Stia is a frazione of the comune of Pratovecchio Stia in the Province of Arezzo in the Italian region Tuscany, located about 40 kilometres (25 mi) east of Florence and about 40 kilometres (25 mi) northwest of Arezzo. It was an independent commune until it was merged to Pratovecchio in 2014.
The town of Stia is often called the "source of the Arno", although the real source is some 1,200 metres (3,900 ft) higher on the slopes of Monte Falterona. However Stia is the first true village the Arno reaches, where it is joined by another river, the Staggia, that starts at Passo la Calla to the north-east. It is suggested that the name 'Stia' comes from a corruption of the river Staggia's name. As well as the being situated on the confluence of the Arno and the Staggia, Stia also has its own spring that rises in the park of Palagio Fiorentino, which has now been channelled so the water flows from 10 permanent taps.
Stia borders the following municipalities: Londa, Pratovecchio, San Godenzo and Santa Sofia. It contus the hamlets (frazioni) of Molin di Bucchio, Palazzo, Papiano, Papiano Alto, Porciano, Santa Maria alle Grazie and Vallucciole.
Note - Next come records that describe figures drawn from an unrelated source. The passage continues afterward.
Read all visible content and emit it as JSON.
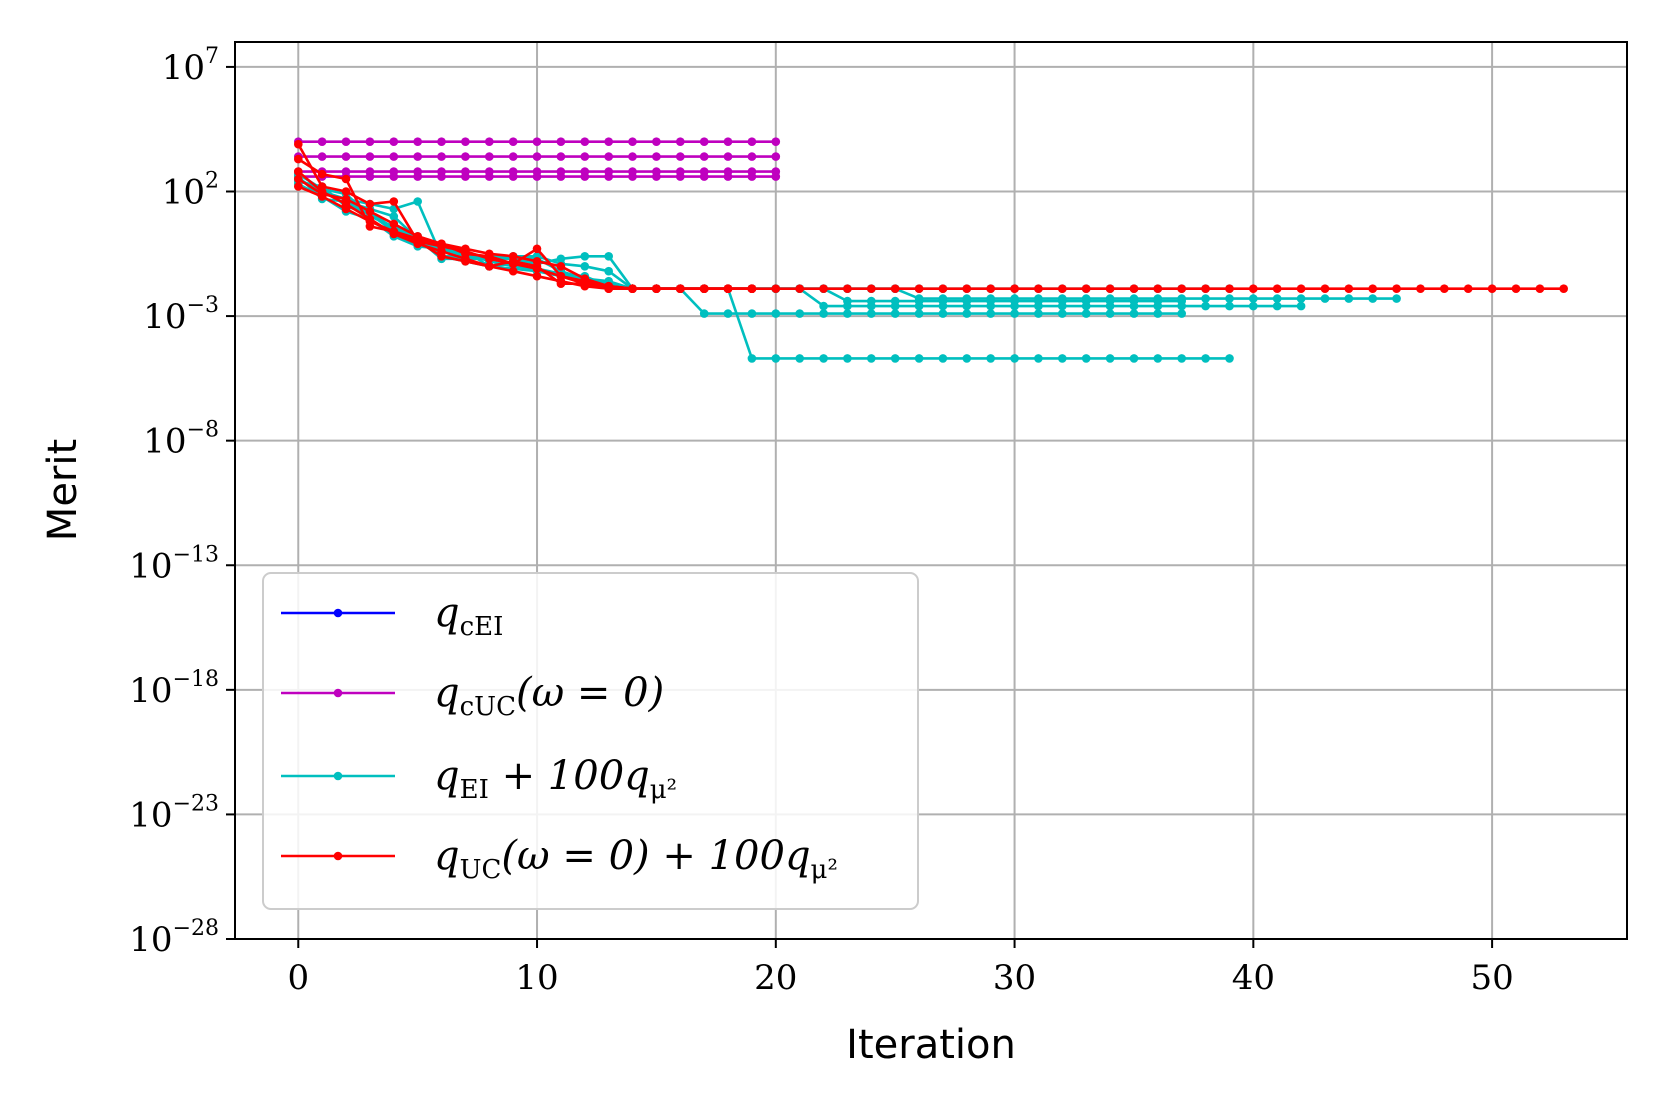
{
  "chart_data": {
    "type": "line",
    "xlabel": "Iteration",
    "ylabel": "Merit",
    "yscale": "log",
    "xlim": [
      -2.65,
      55.65
    ],
    "ylim_exponent": [
      -28,
      8
    ],
    "xticks": [
      0,
      10,
      20,
      30,
      40,
      50
    ],
    "xtick_labels": [
      "0",
      "10",
      "20",
      "30",
      "40",
      "50"
    ],
    "yticks_exponent": [
      -28,
      -23,
      -18,
      -13,
      -8,
      -3,
      2,
      7
    ],
    "ytick_labels": [
      "10",
      "10",
      "10",
      "10",
      "10",
      "10",
      "10",
      "10"
    ],
    "ytick_exponent_labels": [
      "−28",
      "−23",
      "−18",
      "−13",
      "−8",
      "−3",
      "2",
      "7"
    ],
    "grid": true,
    "legend_position": "lower-left",
    "colors": {
      "q_cEI": "#0000ff",
      "q_cUC": "#bf00bf",
      "q_EI_mu": "#00bfbf",
      "q_UC_mu": "#ff0000"
    },
    "legend": [
      {
        "key": "q_cEI",
        "color": "#0000ff",
        "base": "q",
        "sub": "cEI",
        "rest": ""
      },
      {
        "key": "q_cUC",
        "color": "#bf00bf",
        "base": "q",
        "sub": "cUC",
        "rest": "(ω = 0)"
      },
      {
        "key": "q_EI_mu",
        "color": "#00bfbf",
        "base": "q",
        "sub": "EI",
        "rest": " + 100q",
        "sub2": "μ²"
      },
      {
        "key": "q_UC_mu",
        "color": "#ff0000",
        "base": "q",
        "sub": "UC",
        "rest": "(ω = 0) + 100q",
        "sub2": "μ²"
      }
    ],
    "series": [
      {
        "group": "q_cUC",
        "x_start": 0,
        "x_end": 20,
        "log10_values": [
          4.0
        ]
      },
      {
        "group": "q_cUC",
        "x_start": 0,
        "x_end": 20,
        "log10_values": [
          3.4
        ]
      },
      {
        "group": "q_cUC",
        "x_start": 0,
        "x_end": 20,
        "log10_values": [
          2.8
        ]
      },
      {
        "group": "q_cUC",
        "x_start": 0,
        "x_end": 20,
        "log10_values": [
          2.6
        ]
      },
      {
        "group": "q_EI_mu",
        "x_start": 0,
        "log10_values": [
          2.6,
          1.7,
          1.6,
          1.3,
          1.0,
          0.1,
          -0.7,
          -0.7,
          -0.7,
          -0.7,
          -0.7,
          -1.2,
          -1.5,
          -1.6,
          -1.9,
          -1.9,
          -1.9,
          -2.9,
          -2.9,
          -2.9,
          -2.9,
          -2.9,
          -2.9,
          -2.9,
          -2.9,
          -2.9,
          -2.9,
          -2.9,
          -2.9,
          -2.9,
          -2.9,
          -2.9,
          -2.9,
          -2.9,
          -2.9,
          -2.9,
          -2.9,
          -2.9
        ]
      },
      {
        "group": "q_EI_mu",
        "x_start": 0,
        "log10_values": [
          2.4,
          2.2,
          1.4,
          1.1,
          0.4,
          0.2,
          -0.6,
          -0.8,
          -1.0,
          -1.1,
          -1.2,
          -1.3,
          -1.4,
          -1.8,
          -1.9,
          -1.9,
          -1.9,
          -1.9,
          -1.9,
          -4.7,
          -4.7,
          -4.7,
          -4.7,
          -4.7,
          -4.7,
          -4.7,
          -4.7,
          -4.7,
          -4.7,
          -4.7,
          -4.7,
          -4.7,
          -4.7,
          -4.7,
          -4.7,
          -4.7,
          -4.7,
          -4.7,
          -4.7,
          -4.7
        ]
      },
      {
        "group": "q_EI_mu",
        "x_start": 0,
        "log10_values": [
          2.5,
          2.0,
          1.7,
          1.5,
          1.3,
          1.6,
          -0.6,
          -0.6,
          -0.6,
          -0.6,
          -0.6,
          -0.9,
          -1.0,
          -1.2,
          -1.9,
          -1.9,
          -1.9,
          -1.9,
          -1.9,
          -1.9,
          -1.9,
          -1.9,
          -2.6,
          -2.6,
          -2.6,
          -2.6,
          -2.6,
          -2.6,
          -2.6,
          -2.6,
          -2.6,
          -2.6,
          -2.6,
          -2.6,
          -2.6,
          -2.6,
          -2.6,
          -2.6,
          -2.6,
          -2.6,
          -2.6,
          -2.6,
          -2.6
        ]
      },
      {
        "group": "q_EI_mu",
        "x_start": 0,
        "log10_values": [
          2.3,
          1.8,
          1.2,
          0.9,
          0.2,
          -0.2,
          -0.3,
          -0.6,
          -0.6,
          -0.7,
          -0.9,
          -0.7,
          -0.6,
          -0.6,
          -1.9,
          -1.9,
          -1.9,
          -1.9,
          -1.9,
          -1.9,
          -1.9,
          -1.9,
          -1.9,
          -1.9,
          -1.9,
          -1.9,
          -2.3,
          -2.3,
          -2.3,
          -2.3,
          -2.3,
          -2.3,
          -2.3,
          -2.3,
          -2.3,
          -2.3,
          -2.3,
          -2.3,
          -2.3,
          -2.3,
          -2.3,
          -2.3,
          -2.3,
          -2.3,
          -2.3,
          -2.3,
          -2.3
        ]
      },
      {
        "group": "q_EI_mu",
        "x_start": 0,
        "log10_values": [
          2.7,
          2.1,
          1.9,
          1.0,
          0.6,
          0.1,
          -0.2,
          -0.4,
          -1.0,
          -0.9,
          -1.2,
          -1.4,
          -1.6,
          -1.8,
          -1.9,
          -1.9,
          -1.9,
          -1.9,
          -1.9,
          -1.9,
          -1.9,
          -1.9,
          -1.9,
          -1.9,
          -1.9,
          -1.9,
          -1.9,
          -1.9,
          -1.9,
          -1.9,
          -1.9,
          -1.9,
          -1.9,
          -1.9,
          -1.9,
          -1.9,
          -1.9,
          -1.9,
          -1.9,
          -1.9
        ]
      },
      {
        "group": "q_EI_mu",
        "x_start": 0,
        "log10_values": [
          2.5,
          2.0,
          1.5,
          1.2,
          0.5,
          0.0,
          -0.3,
          -0.5,
          -0.8,
          -1.0,
          -1.1,
          -1.3,
          -1.5,
          -1.7,
          -1.9,
          -1.9,
          -1.9,
          -1.9,
          -1.9,
          -1.9,
          -1.9,
          -1.9,
          -1.9,
          -2.4,
          -2.4,
          -2.4,
          -2.4,
          -2.4,
          -2.4,
          -2.4,
          -2.4,
          -2.4,
          -2.4,
          -2.4,
          -2.4,
          -2.4,
          -2.4,
          -2.4
        ]
      },
      {
        "group": "q_UC_mu",
        "x_start": 0,
        "log10_values": [
          3.9,
          2.2,
          2.0,
          1.5,
          1.6,
          0.0,
          -0.6,
          -0.8,
          -1.0,
          -0.8,
          -1.0,
          -1.7,
          -1.7,
          -1.8,
          -1.9,
          -1.9,
          -1.9,
          -1.9,
          -1.9,
          -1.9,
          -1.9,
          -1.9,
          -1.9,
          -1.9,
          -1.9,
          -1.9,
          -1.9,
          -1.9,
          -1.9,
          -1.9,
          -1.9,
          -1.9,
          -1.9,
          -1.9,
          -1.9,
          -1.9,
          -1.9,
          -1.9,
          -1.9,
          -1.9,
          -1.9,
          -1.9,
          -1.9,
          -1.9,
          -1.9,
          -1.9,
          -1.9,
          -1.9,
          -1.9,
          -1.9,
          -1.9,
          -1.9,
          -1.9,
          -1.9
        ]
      },
      {
        "group": "q_UC_mu",
        "x_start": 0,
        "log10_values": [
          3.3,
          2.7,
          2.5,
          0.6,
          0.4,
          0.1,
          -0.1,
          -0.5,
          -0.6,
          -0.9,
          -0.3,
          -1.4,
          -1.6,
          -1.8,
          -1.9,
          -1.9,
          -1.9,
          -1.9,
          -1.9,
          -1.9
        ]
      },
      {
        "group": "q_UC_mu",
        "x_start": 0,
        "log10_values": [
          2.8,
          2.0,
          1.5,
          0.9,
          0.3,
          -0.1,
          -0.4,
          -0.7,
          -1.0,
          -1.2,
          -1.4,
          -1.6,
          -1.8,
          -1.9,
          -1.9,
          -1.9,
          -1.9,
          -1.9,
          -1.9,
          -1.9
        ]
      },
      {
        "group": "q_UC_mu",
        "x_start": 0,
        "log10_values": [
          2.5,
          1.9,
          1.7,
          1.2,
          0.7,
          0.2,
          -0.1,
          -0.3,
          -0.5,
          -0.6,
          -0.8,
          -1.0,
          -1.5,
          -1.8,
          -1.9,
          -1.9,
          -1.9,
          -1.9,
          -1.9,
          -1.9
        ]
      },
      {
        "group": "q_UC_mu",
        "x_start": 0,
        "log10_values": [
          2.2,
          1.8,
          1.3,
          0.8,
          0.4,
          0.0,
          -0.2,
          -0.4,
          -0.7,
          -0.9,
          -1.1,
          -1.4,
          -1.7,
          -1.9,
          -1.9,
          -1.9,
          -1.9,
          -1.9,
          -1.9,
          -1.9
        ]
      }
    ]
  }
}
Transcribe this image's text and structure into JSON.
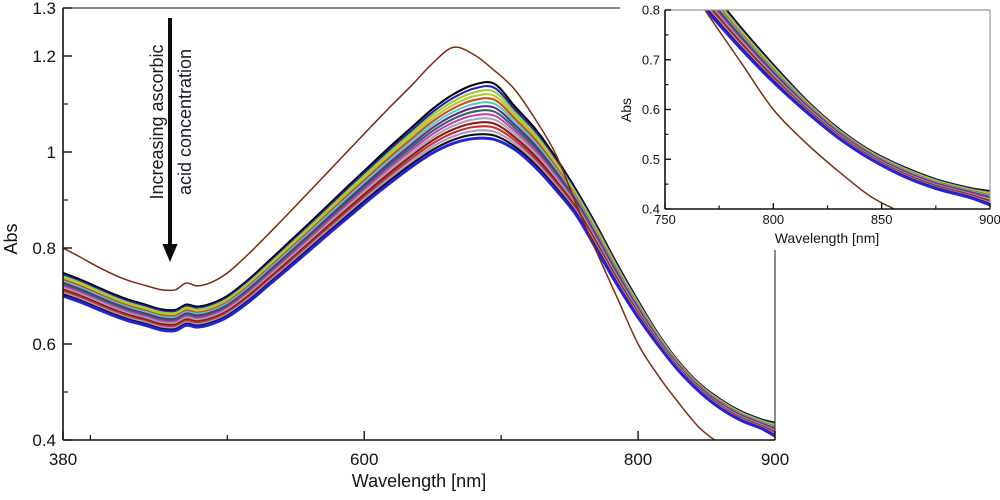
{
  "chart_data": {
    "type": "line",
    "description_visible_text_only": true,
    "main": {
      "xlabel": "Wavelength [nm]",
      "ylabel": "Abs",
      "xlim": [
        380,
        900
      ],
      "ylim": [
        0.4,
        1.3
      ],
      "x_ticks": {
        "labeled": [
          [
            380,
            "380"
          ],
          [
            600,
            "600"
          ],
          [
            800,
            "800"
          ],
          [
            900,
            "900"
          ]
        ],
        "minor": [
          400,
          500,
          700
        ]
      },
      "y_ticks": {
        "labeled": [
          [
            0.4,
            "0.4"
          ],
          [
            0.6,
            "0.6"
          ],
          [
            0.8,
            "0.8"
          ],
          [
            1,
            "1"
          ],
          [
            1.2,
            "1.2"
          ],
          [
            1.3,
            "1.3"
          ]
        ],
        "minor": [
          0.5,
          0.7,
          0.9,
          1.1
        ]
      },
      "annotation": {
        "line1": "Increasing ascorbic",
        "line2": "acid concentration",
        "arrow_direction": "down"
      }
    },
    "inset": {
      "xlabel": "Wavelength [nm]",
      "ylabel": "Abs",
      "xlim": [
        750,
        900
      ],
      "ylim": [
        0.4,
        0.8
      ],
      "x_ticks": {
        "labeled": [
          [
            750,
            "750"
          ],
          [
            800,
            "800"
          ],
          [
            850,
            "850"
          ],
          [
            900,
            "900"
          ]
        ],
        "minor": [
          775,
          825,
          875
        ]
      },
      "y_ticks": {
        "labeled": [
          [
            0.4,
            "0.4"
          ],
          [
            0.5,
            "0.5"
          ],
          [
            0.6,
            "0.6"
          ],
          [
            0.7,
            "0.7"
          ],
          [
            0.8,
            "0.8"
          ]
        ],
        "minor": [
          0.45,
          0.55,
          0.65,
          0.75
        ]
      }
    },
    "wavelength_nm": [
      380,
      392,
      404,
      416,
      428,
      440,
      452,
      462,
      470,
      478,
      488,
      500,
      515,
      530,
      545,
      560,
      575,
      590,
      605,
      620,
      635,
      650,
      665,
      680,
      695,
      710,
      725,
      740,
      755,
      770,
      785,
      800,
      815,
      830,
      845,
      860,
      875,
      890,
      900
    ],
    "series": [
      {
        "id": "top-outlier-spectrum",
        "color": "#7e2a10",
        "line_width": 1.5,
        "abs": [
          0.8,
          0.782,
          0.763,
          0.746,
          0.732,
          0.722,
          0.713,
          0.713,
          0.727,
          0.721,
          0.728,
          0.748,
          0.786,
          0.829,
          0.873,
          0.918,
          0.963,
          1.008,
          1.053,
          1.097,
          1.14,
          1.185,
          1.218,
          1.203,
          1.17,
          1.13,
          1.068,
          0.995,
          0.89,
          0.79,
          0.695,
          0.6,
          0.533,
          0.476,
          0.425,
          0.392,
          0.368,
          0.35,
          0.342
        ]
      }
    ],
    "bundle": {
      "count": 15,
      "colors": [
        "#000000",
        "#2121bd",
        "#9acd32",
        "#b9c832",
        "#c25420",
        "#5bc8c8",
        "#5b2d8e",
        "#2e6858",
        "#c43fc4",
        "#a9a9a9",
        "#7e1d1d",
        "#cc2f2f",
        "#a79ac0",
        "#121212",
        "#2323dd"
      ],
      "line_width": 2.1,
      "bottom_curve_line_width": 2.9,
      "top_abs": [
        0.748,
        0.735,
        0.72,
        0.705,
        0.692,
        0.682,
        0.672,
        0.671,
        0.682,
        0.678,
        0.684,
        0.7,
        0.733,
        0.772,
        0.812,
        0.852,
        0.893,
        0.934,
        0.974,
        1.014,
        1.052,
        1.09,
        1.12,
        1.14,
        1.142,
        1.095,
        1.048,
        0.988,
        0.92,
        0.845,
        0.765,
        0.69,
        0.62,
        0.562,
        0.517,
        0.485,
        0.46,
        0.443,
        0.436
      ],
      "bottom_abs": [
        0.7,
        0.688,
        0.674,
        0.66,
        0.648,
        0.639,
        0.629,
        0.628,
        0.639,
        0.635,
        0.641,
        0.656,
        0.686,
        0.722,
        0.758,
        0.795,
        0.832,
        0.868,
        0.904,
        0.938,
        0.97,
        0.998,
        1.018,
        1.028,
        1.026,
        1.005,
        0.968,
        0.921,
        0.868,
        0.795,
        0.722,
        0.655,
        0.596,
        0.543,
        0.5,
        0.466,
        0.441,
        0.424,
        0.408
      ]
    }
  }
}
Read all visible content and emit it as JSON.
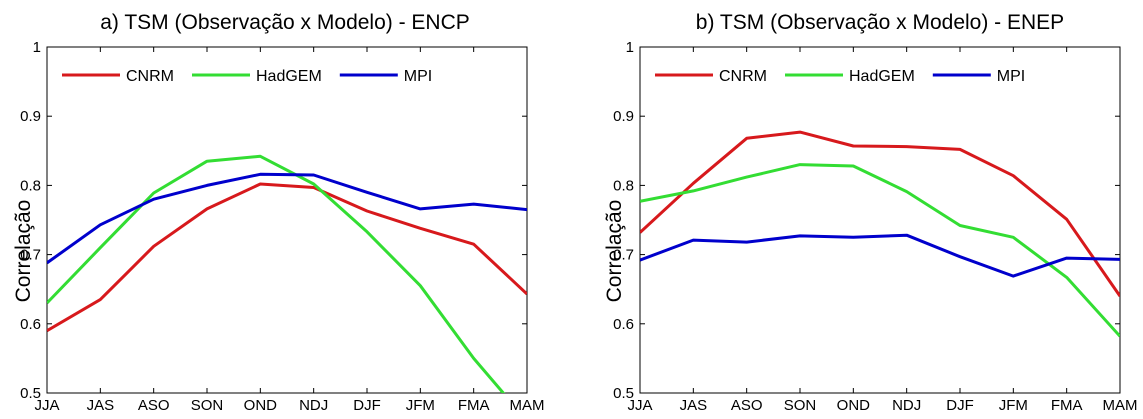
{
  "chart_data": [
    {
      "type": "line",
      "title": "a) TSM (Observação x Modelo) - ENCP",
      "xlabel": "",
      "ylabel": "Correlação",
      "categories": [
        "JJA",
        "JAS",
        "ASO",
        "SON",
        "OND",
        "NDJ",
        "DJF",
        "JFM",
        "FMA",
        "MAM"
      ],
      "ylim": [
        0.5,
        1
      ],
      "yticks": [
        "0.5",
        "0.6",
        "0.7",
        "0.8",
        "0.9",
        "1"
      ],
      "grid": false,
      "legend_position": "top",
      "series": [
        {
          "name": "CNRM",
          "color": "#d7191c",
          "values": [
            0.59,
            0.635,
            0.712,
            0.766,
            0.802,
            0.797,
            0.763,
            0.738,
            0.715,
            0.643
          ]
        },
        {
          "name": "HadGEM",
          "color": "#33dd33",
          "values": [
            0.63,
            0.71,
            0.789,
            0.835,
            0.842,
            0.802,
            0.733,
            0.655,
            0.55,
            0.46
          ]
        },
        {
          "name": "MPI",
          "color": "#0000cc",
          "values": [
            0.688,
            0.743,
            0.78,
            0.8,
            0.816,
            0.815,
            0.79,
            0.766,
            0.773,
            0.765
          ]
        }
      ]
    },
    {
      "type": "line",
      "title": "b) TSM (Observação x Modelo) - ENEP",
      "xlabel": "",
      "ylabel": "Correlação",
      "categories": [
        "JJA",
        "JAS",
        "ASO",
        "SON",
        "OND",
        "NDJ",
        "DJF",
        "JFM",
        "FMA",
        "MAM"
      ],
      "ylim": [
        0.5,
        1
      ],
      "yticks": [
        "0.5",
        "0.6",
        "0.7",
        "0.8",
        "0.9",
        "1"
      ],
      "grid": false,
      "legend_position": "top",
      "series": [
        {
          "name": "CNRM",
          "color": "#d7191c",
          "values": [
            0.732,
            0.803,
            0.868,
            0.877,
            0.857,
            0.856,
            0.852,
            0.814,
            0.751,
            0.64
          ]
        },
        {
          "name": "HadGEM",
          "color": "#33dd33",
          "values": [
            0.777,
            0.792,
            0.812,
            0.83,
            0.828,
            0.791,
            0.742,
            0.725,
            0.667,
            0.582
          ]
        },
        {
          "name": "MPI",
          "color": "#0000cc",
          "values": [
            0.692,
            0.721,
            0.718,
            0.727,
            0.725,
            0.728,
            0.697,
            0.669,
            0.695,
            0.693
          ]
        }
      ]
    }
  ]
}
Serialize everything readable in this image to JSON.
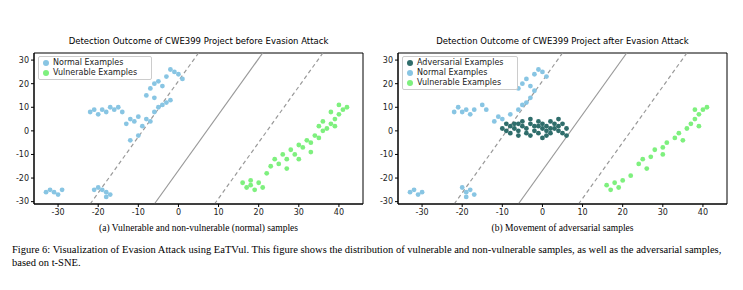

Stia grew up as the market place below the Guidi castle at Porciano. Presumably due to the topography, the piazza is not a normal square, but a more unusual triangular shape, sloping steeply at its far end. Today called Piazza Tanucci, after the Bernardo Tanucci, an Italian statesman, who was born in Stia in 1698.
Stia boasts a pair of covered arcades that run along either side of the piazza, today housing a variety of shops, bars and restaurants. On entering the piazza from the lower end, the baroque facade of Santa Maria della Assunta dominates the left-hand side of the street. The plain, 19th-century facade belies the fact that inside is a well-preserved Romanesque interior that is at least six hundred years older.
The original church was built around 1150 for the Guidi Counts at Porciano, although a sacred site here was documented even earlier in 1017. The original facade was demolished in 1776, when the piazza was enlarged, and was rebuilt in the present Baroque style.
Inside the sandstone columns are topped with capitals decorated with flora, animals and stylized people. The church also contains a glazed blue-and-white terracotta Madonna and Child; an example of the artist Andrea della Robbia's work.
The campanile at the rear of the church has been altered several times over its history, with the current belfry and clock added in the eighteenth century.
Historically the Casentino was a fertile valley with various industries helping make the area prosper. Timber was important during the Medici period for ship building, as was the woolen fabric, produced first to clothe the monks and nuns in the area, and then the wealthy families of Tuscany. 'Panno Casentino' was originally made with yarn spun by local women at home, and later was produced in "modern cloth mills which line the Staggia" (Ella Noyes, 1905). At its height, the largest wool mill in Stia, built in 1838, employed over 500 people, and produced 700,000 metres of cloth a year.
The factory is now a museum of wool production.